Experts believe that the apps would provide Qatari authorities access to user data as well as the ability to read, delete or change content and even to make direct calls.
For football fans who don’t have a blank phone, France’s CNIL has recommended that travellers install the app just before departure and delete it as soon as they return to France.
They’re also encouraged to ‘limit online connection to services requiring authentication to the strict minimum,’ keep their smartphone with them at all times and have a strong password.
Qatar is expecting more than a million visitors during the month-long tournament (Picture: Reuters)
Concerns over the Qatari apps are shared by other European regulators like Norway and Germany.

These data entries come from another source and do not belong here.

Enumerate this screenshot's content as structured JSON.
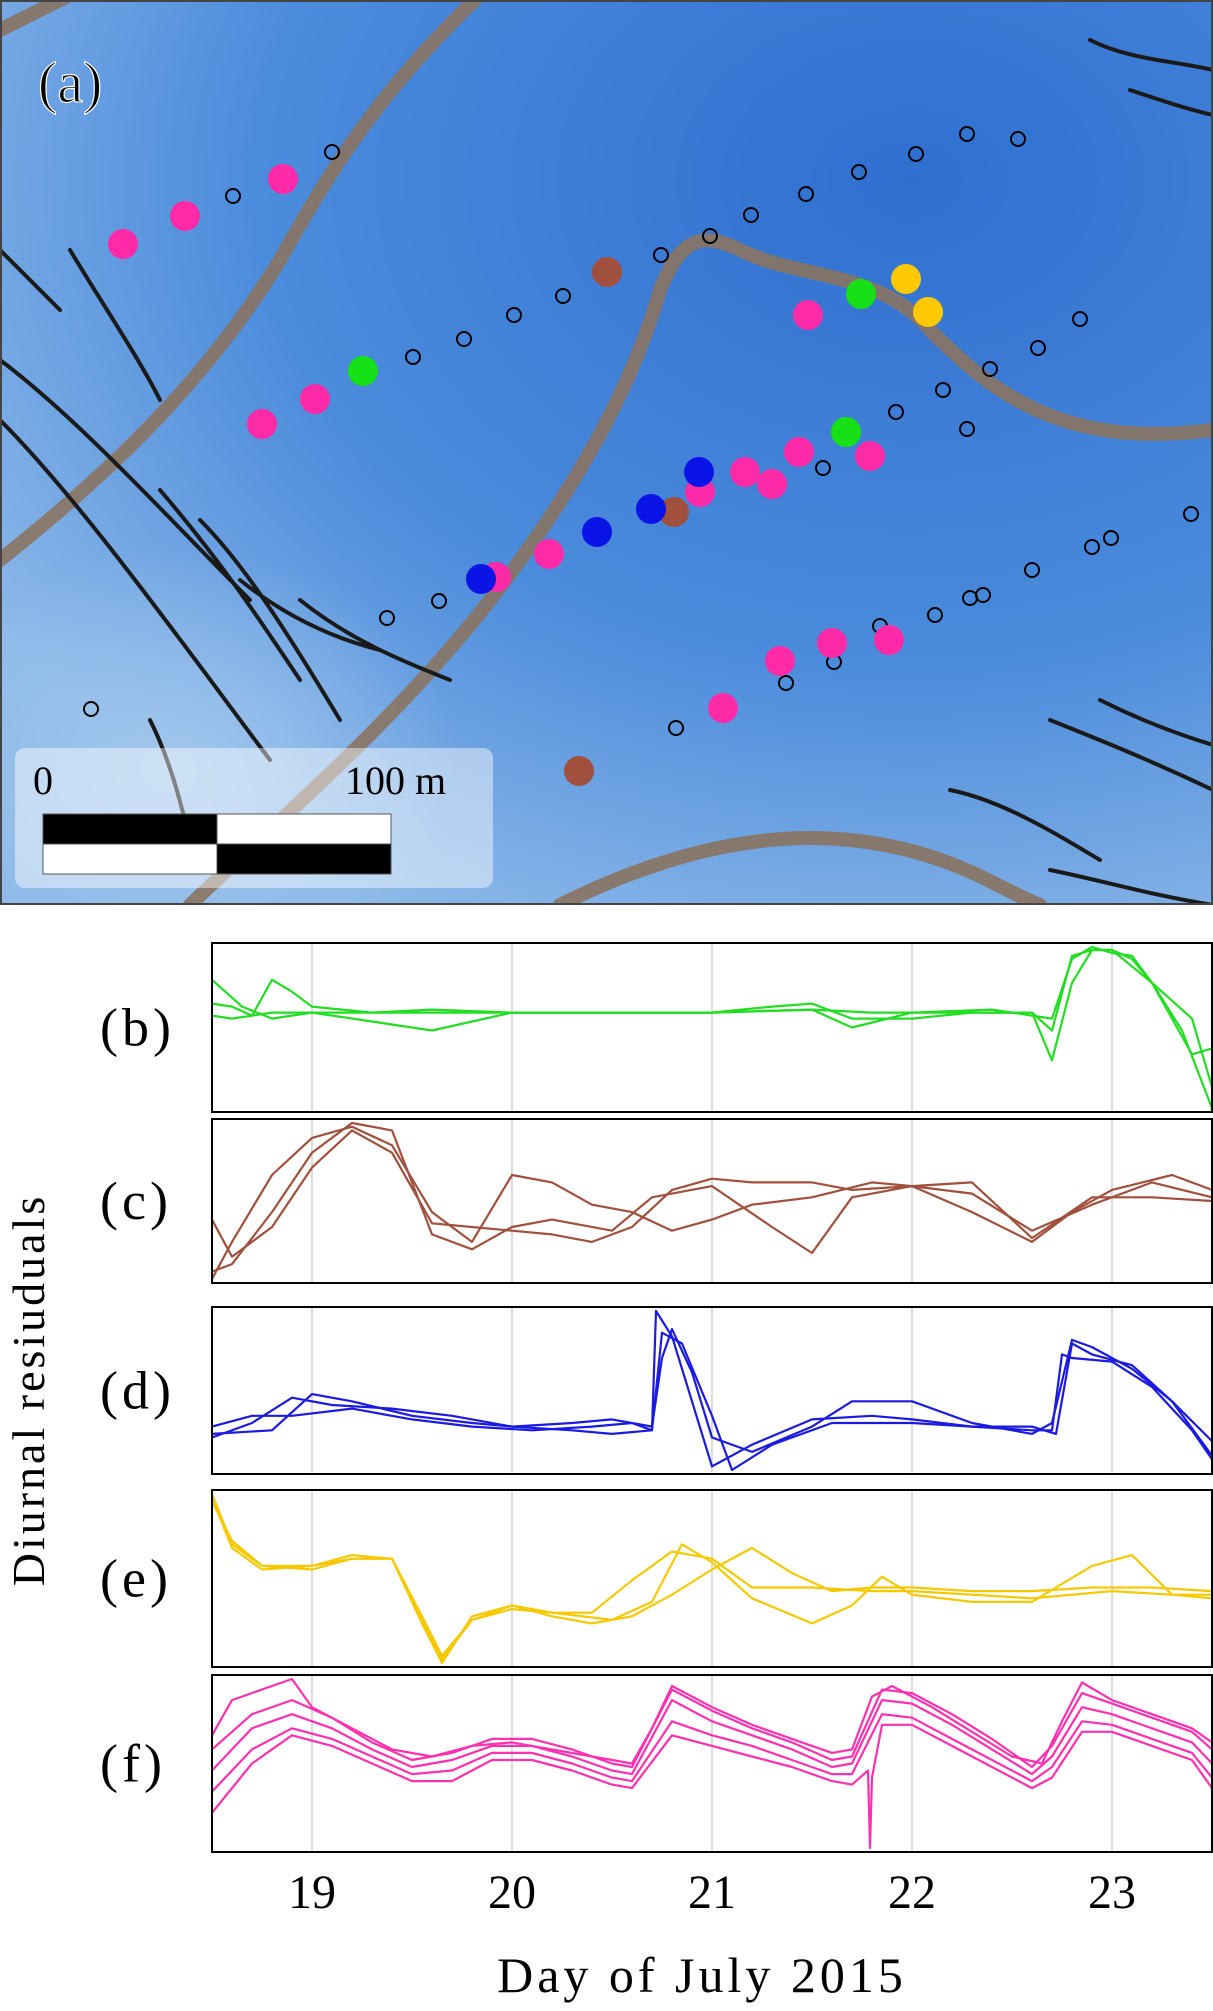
{
  "panel_a": {
    "label": "(a)",
    "scale_bar": {
      "start_label": "0",
      "end_label": "100 m"
    },
    "colors": {
      "background": "#3f7fd0",
      "channel": "#8a7462",
      "crevasse": "#1a1a1a",
      "b_green": "#16e016",
      "c_brown": "#a0503c",
      "d_blue": "#0a14e6",
      "e_yellow": "#ffc800",
      "f_pink": "#ff2aa8",
      "unused_station": "#000000"
    }
  },
  "chart_data": [
    {
      "type": "line",
      "panel": "(b)",
      "color": "#22dd22",
      "xlim": [
        18.5,
        23.5
      ],
      "series": [
        {
          "x": [
            18.5,
            18.6,
            18.7,
            18.8,
            18.9,
            19.0,
            19.3,
            19.6,
            20.0,
            20.5,
            21.0,
            21.5,
            21.8,
            22.0,
            22.4,
            22.7,
            22.8,
            22.9,
            23.0,
            23.1,
            23.2,
            23.35,
            23.5
          ],
          "y": [
            0.15,
            0.1,
            -0.05,
            0.55,
            0.35,
            0.1,
            0.0,
            0.0,
            0.0,
            0.0,
            0.0,
            0.05,
            0.0,
            0.0,
            0.05,
            -0.1,
            0.9,
            1.1,
            1.0,
            0.95,
            0.5,
            -0.3,
            -1.6
          ]
        },
        {
          "x": [
            18.5,
            18.6,
            18.8,
            19.0,
            19.3,
            19.6,
            20.0,
            20.5,
            21.0,
            21.3,
            21.5,
            21.7,
            22.0,
            22.3,
            22.6,
            22.7,
            22.8,
            22.9,
            23.0,
            23.1,
            23.2,
            23.4,
            23.5
          ],
          "y": [
            -0.05,
            -0.1,
            0.0,
            0.0,
            0.0,
            0.05,
            0.0,
            0.0,
            0.0,
            0.1,
            0.15,
            -0.1,
            -0.1,
            0.0,
            0.0,
            -0.8,
            0.5,
            1.05,
            1.05,
            0.9,
            0.5,
            -0.1,
            -1.25
          ]
        },
        {
          "x": [
            18.5,
            18.65,
            18.8,
            19.0,
            19.3,
            19.6,
            20.0,
            20.5,
            21.0,
            21.5,
            21.7,
            22.0,
            22.3,
            22.6,
            22.7,
            22.8,
            22.9,
            23.0,
            23.2,
            23.4,
            23.5
          ],
          "y": [
            0.55,
            0.1,
            -0.1,
            0.0,
            -0.15,
            -0.3,
            0.0,
            0.0,
            0.0,
            0.05,
            -0.25,
            0.0,
            0.0,
            0.0,
            -0.3,
            0.95,
            1.05,
            1.05,
            0.5,
            -0.7,
            -0.6
          ]
        }
      ]
    },
    {
      "type": "line",
      "panel": "(c)",
      "color": "#a0503c",
      "xlim": [
        18.5,
        23.5
      ],
      "series": [
        {
          "x": [
            18.5,
            18.6,
            18.8,
            19.0,
            19.2,
            19.4,
            19.6,
            19.8,
            20.0,
            20.2,
            20.4,
            20.6,
            20.8,
            21.0,
            21.2,
            21.5,
            21.7,
            22.0,
            22.3,
            22.6,
            22.9,
            23.2,
            23.5
          ],
          "y": [
            -0.2,
            -0.7,
            -0.3,
            0.5,
            1.0,
            0.7,
            -0.25,
            -0.3,
            -0.35,
            -0.4,
            -0.5,
            -0.3,
            0.2,
            0.35,
            0.3,
            0.3,
            0.2,
            0.25,
            0.15,
            -0.35,
            0.0,
            0.3,
            0.1
          ]
        },
        {
          "x": [
            18.5,
            18.6,
            18.8,
            19.0,
            19.2,
            19.4,
            19.6,
            19.8,
            20.0,
            20.2,
            20.5,
            20.7,
            21.0,
            21.3,
            21.5,
            21.7,
            22.0,
            22.3,
            22.6,
            22.9,
            23.2,
            23.5
          ],
          "y": [
            -0.9,
            -0.8,
            -0.1,
            0.7,
            1.1,
            1.0,
            -0.4,
            -0.6,
            -0.3,
            -0.2,
            -0.35,
            0.1,
            0.25,
            -0.3,
            -0.65,
            0.1,
            0.25,
            0.3,
            -0.45,
            0.1,
            0.1,
            0.05
          ]
        },
        {
          "x": [
            18.5,
            18.6,
            18.8,
            19.0,
            19.2,
            19.4,
            19.6,
            19.8,
            20.0,
            20.2,
            20.4,
            20.6,
            20.8,
            21.0,
            21.2,
            21.5,
            21.8,
            22.0,
            22.3,
            22.6,
            22.8,
            23.0,
            23.3,
            23.5
          ],
          "y": [
            -1.0,
            -0.5,
            0.4,
            0.9,
            1.05,
            0.8,
            -0.1,
            -0.5,
            0.4,
            0.3,
            0.0,
            -0.1,
            -0.35,
            -0.2,
            0.0,
            0.1,
            0.3,
            0.25,
            -0.1,
            -0.5,
            -0.1,
            0.2,
            0.4,
            0.2
          ]
        }
      ]
    },
    {
      "type": "line",
      "panel": "(d)",
      "color": "#1a1ae0",
      "xlim": [
        18.5,
        23.5
      ],
      "series": [
        {
          "x": [
            18.5,
            18.7,
            18.9,
            19.1,
            19.4,
            19.7,
            20.0,
            20.3,
            20.5,
            20.7,
            20.72,
            20.8,
            20.9,
            21.0,
            21.2,
            21.5,
            21.8,
            22.0,
            22.3,
            22.6,
            22.7,
            22.75,
            22.8,
            23.0,
            23.2,
            23.4,
            23.5
          ],
          "y": [
            -0.5,
            -0.3,
            0.05,
            -0.05,
            -0.1,
            -0.2,
            -0.35,
            -0.4,
            -0.45,
            -0.4,
            1.25,
            0.9,
            0.0,
            -0.9,
            -0.6,
            -0.25,
            -0.2,
            -0.25,
            -0.35,
            -0.4,
            -0.4,
            0.65,
            0.6,
            0.55,
            0.2,
            -0.4,
            -0.8
          ]
        },
        {
          "x": [
            18.5,
            18.7,
            18.9,
            19.2,
            19.5,
            19.8,
            20.1,
            20.4,
            20.6,
            20.7,
            20.75,
            20.85,
            21.0,
            21.1,
            21.3,
            21.6,
            22.0,
            22.3,
            22.6,
            22.72,
            22.8,
            22.9,
            23.1,
            23.3,
            23.5
          ],
          "y": [
            -0.35,
            -0.2,
            -0.2,
            -0.1,
            -0.25,
            -0.35,
            -0.4,
            -0.35,
            -0.3,
            -0.4,
            0.95,
            0.8,
            -0.2,
            -0.95,
            -0.6,
            -0.3,
            -0.3,
            -0.35,
            -0.35,
            -0.45,
            0.8,
            0.65,
            0.5,
            0.0,
            -0.55
          ]
        },
        {
          "x": [
            18.5,
            18.8,
            19.0,
            19.2,
            19.5,
            19.8,
            20.0,
            20.3,
            20.5,
            20.7,
            20.75,
            20.8,
            20.9,
            21.0,
            21.2,
            21.5,
            21.7,
            22.0,
            22.3,
            22.6,
            22.7,
            22.8,
            22.9,
            23.1,
            23.3,
            23.5
          ],
          "y": [
            -0.45,
            -0.4,
            0.1,
            0.0,
            -0.2,
            -0.3,
            -0.35,
            -0.3,
            -0.25,
            -0.35,
            0.6,
            1.0,
            0.4,
            -0.5,
            -0.7,
            -0.35,
            0.0,
            0.0,
            -0.3,
            -0.45,
            -0.3,
            0.85,
            0.75,
            0.45,
            0.0,
            -0.75
          ]
        }
      ]
    },
    {
      "type": "line",
      "panel": "(e)",
      "color": "#f5c800",
      "xlim": [
        18.5,
        23.5
      ],
      "series": [
        {
          "x": [
            18.5,
            18.6,
            18.75,
            19.0,
            19.2,
            19.4,
            19.55,
            19.65,
            19.8,
            20.0,
            20.2,
            20.4,
            20.6,
            20.8,
            21.0,
            21.2,
            21.5,
            21.8,
            22.0,
            22.3,
            22.6,
            23.0,
            23.3,
            23.5
          ],
          "y": [
            1.1,
            0.55,
            0.2,
            0.15,
            0.3,
            0.3,
            -0.5,
            -1.05,
            -0.55,
            -0.4,
            -0.45,
            -0.45,
            0.0,
            0.4,
            0.3,
            -0.1,
            -0.1,
            -0.15,
            -0.15,
            -0.2,
            -0.25,
            -0.15,
            -0.2,
            -0.2
          ]
        },
        {
          "x": [
            18.5,
            18.6,
            18.75,
            19.0,
            19.2,
            19.4,
            19.55,
            19.65,
            19.8,
            20.0,
            20.2,
            20.5,
            20.7,
            20.85,
            21.0,
            21.2,
            21.5,
            21.7,
            21.85,
            22.0,
            22.3,
            22.6,
            22.9,
            23.1,
            23.3,
            23.5
          ],
          "y": [
            1.15,
            0.45,
            0.15,
            0.2,
            0.3,
            0.3,
            -0.6,
            -1.15,
            -0.5,
            -0.35,
            -0.45,
            -0.55,
            -0.3,
            0.5,
            0.25,
            -0.25,
            -0.6,
            -0.35,
            0.05,
            -0.2,
            -0.3,
            -0.3,
            0.2,
            0.35,
            -0.2,
            -0.25
          ]
        },
        {
          "x": [
            18.5,
            18.6,
            18.75,
            19.0,
            19.2,
            19.4,
            19.55,
            19.65,
            19.8,
            20.0,
            20.2,
            20.4,
            20.6,
            20.8,
            21.0,
            21.2,
            21.4,
            21.6,
            21.8,
            22.0,
            22.3,
            22.6,
            22.9,
            23.2,
            23.5
          ],
          "y": [
            1.2,
            0.5,
            0.2,
            0.2,
            0.35,
            0.3,
            -0.55,
            -1.1,
            -0.55,
            -0.35,
            -0.5,
            -0.6,
            -0.5,
            -0.2,
            0.15,
            0.45,
            0.1,
            -0.15,
            -0.1,
            -0.1,
            -0.15,
            -0.15,
            -0.1,
            -0.1,
            -0.15
          ]
        }
      ]
    },
    {
      "type": "line",
      "panel": "(f)",
      "color": "#ff30b0",
      "xlim": [
        18.5,
        23.5
      ],
      "series": [
        {
          "x": [
            18.5,
            18.7,
            18.9,
            19.1,
            19.3,
            19.5,
            19.7,
            19.9,
            20.1,
            20.3,
            20.5,
            20.6,
            20.8,
            21.0,
            21.2,
            21.4,
            21.6,
            21.7,
            21.85,
            22.0,
            22.2,
            22.4,
            22.6,
            22.7,
            22.85,
            23.0,
            23.2,
            23.4,
            23.5
          ],
          "y": [
            -0.3,
            0.3,
            0.5,
            0.3,
            0.0,
            -0.25,
            -0.15,
            0.05,
            0.05,
            -0.1,
            -0.3,
            -0.35,
            0.7,
            0.4,
            0.2,
            0.0,
            -0.25,
            -0.2,
            0.7,
            0.65,
            0.35,
            0.0,
            -0.35,
            -0.1,
            0.6,
            0.5,
            0.3,
            0.1,
            -0.2
          ]
        },
        {
          "x": [
            18.5,
            18.7,
            18.9,
            19.1,
            19.3,
            19.5,
            19.7,
            19.9,
            20.1,
            20.3,
            20.5,
            20.6,
            20.8,
            21.0,
            21.2,
            21.4,
            21.6,
            21.7,
            21.85,
            22.0,
            22.2,
            22.4,
            22.6,
            22.7,
            22.85,
            23.0,
            23.2,
            23.4,
            23.5
          ],
          "y": [
            -0.6,
            0.0,
            0.3,
            0.15,
            -0.1,
            -0.35,
            -0.3,
            -0.05,
            -0.05,
            -0.2,
            -0.4,
            -0.45,
            0.4,
            0.2,
            0.05,
            -0.15,
            -0.35,
            -0.35,
            0.5,
            0.45,
            0.15,
            -0.15,
            -0.45,
            -0.25,
            0.4,
            0.35,
            0.15,
            -0.05,
            -0.4
          ]
        },
        {
          "x": [
            18.5,
            18.7,
            18.9,
            19.1,
            19.3,
            19.5,
            19.7,
            19.9,
            20.1,
            20.3,
            20.5,
            20.6,
            20.8,
            21.0,
            21.2,
            21.4,
            21.6,
            21.7,
            21.85,
            22.0,
            22.2,
            22.4,
            22.6,
            22.7,
            22.85,
            23.0,
            23.2,
            23.4,
            23.5
          ],
          "y": [
            0.0,
            0.5,
            0.7,
            0.45,
            0.1,
            -0.15,
            -0.05,
            0.15,
            0.15,
            0.0,
            -0.2,
            -0.25,
            0.85,
            0.55,
            0.3,
            0.1,
            -0.15,
            -0.1,
            0.85,
            0.8,
            0.5,
            0.15,
            -0.25,
            0.05,
            0.8,
            0.65,
            0.45,
            0.25,
            0.0
          ]
        },
        {
          "x": [
            18.5,
            18.7,
            18.9,
            19.1,
            19.3,
            19.5,
            19.7,
            19.9,
            20.1,
            20.3,
            20.5,
            20.6,
            20.8,
            21.0,
            21.2,
            21.4,
            21.6,
            21.7,
            21.78,
            21.79,
            21.8,
            21.85,
            22.0,
            22.2,
            22.4,
            22.6,
            22.7,
            22.85,
            23.0,
            23.2,
            23.4,
            23.5
          ],
          "y": [
            -0.9,
            -0.2,
            0.2,
            0.05,
            -0.2,
            -0.45,
            -0.45,
            -0.15,
            -0.15,
            -0.3,
            -0.5,
            -0.55,
            0.2,
            0.05,
            -0.1,
            -0.25,
            -0.45,
            -0.5,
            -0.3,
            -1.4,
            -0.4,
            0.35,
            0.35,
            0.05,
            -0.25,
            -0.55,
            -0.4,
            0.25,
            0.25,
            0.05,
            -0.15,
            -0.55
          ]
        },
        {
          "x": [
            18.5,
            18.6,
            18.8,
            18.9,
            19.0,
            19.2,
            19.4,
            19.6,
            19.8,
            20.0,
            20.2,
            20.4,
            20.6,
            20.7,
            20.8,
            21.0,
            21.2,
            21.4,
            21.6,
            21.7,
            21.8,
            21.9,
            22.1,
            22.3,
            22.5,
            22.65,
            22.75,
            22.85,
            23.0,
            23.2,
            23.4,
            23.5
          ],
          "y": [
            0.2,
            0.7,
            0.9,
            1.0,
            0.6,
            0.3,
            0.0,
            -0.1,
            0.05,
            0.1,
            0.0,
            -0.1,
            -0.2,
            0.3,
            0.9,
            0.6,
            0.35,
            0.15,
            -0.05,
            0.0,
            0.75,
            0.9,
            0.6,
            0.25,
            -0.1,
            -0.2,
            0.4,
            0.95,
            0.7,
            0.5,
            0.3,
            0.1
          ]
        }
      ]
    }
  ],
  "bottom_axis": {
    "ticks": [
      "19",
      "20",
      "21",
      "22",
      "23"
    ],
    "xlabel": "Day of July 2015"
  },
  "shared_ylabel": "Diurnal resiuduals",
  "panel_labels": [
    "(b)",
    "(c)",
    "(d)",
    "(e)",
    "(f)"
  ]
}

The German foreign ministry is reportedly looking into both apps while the Norwegian broadcaster’s head of security said they would not recommend bringing your mobile phone on a visit to Qatar.
The British government has advised fans thinking of flying out to follow the Three Lions that ‘Qatari laws and customs are very different to those in the UK’.
It adds: ‘There may be serious penalties for doing something that is not an offence in the UK. The availability of alcohol, and associated laws, will be different to previous tournaments.’
This is not the first time foreign apps have been viewed with suspicion. Earlier this year, the National Olympic Committees in some Western countries advised their athletes to leave personal devices at home or use temporary phones due to cybersecurity concerns at the Winter Games in Beijing.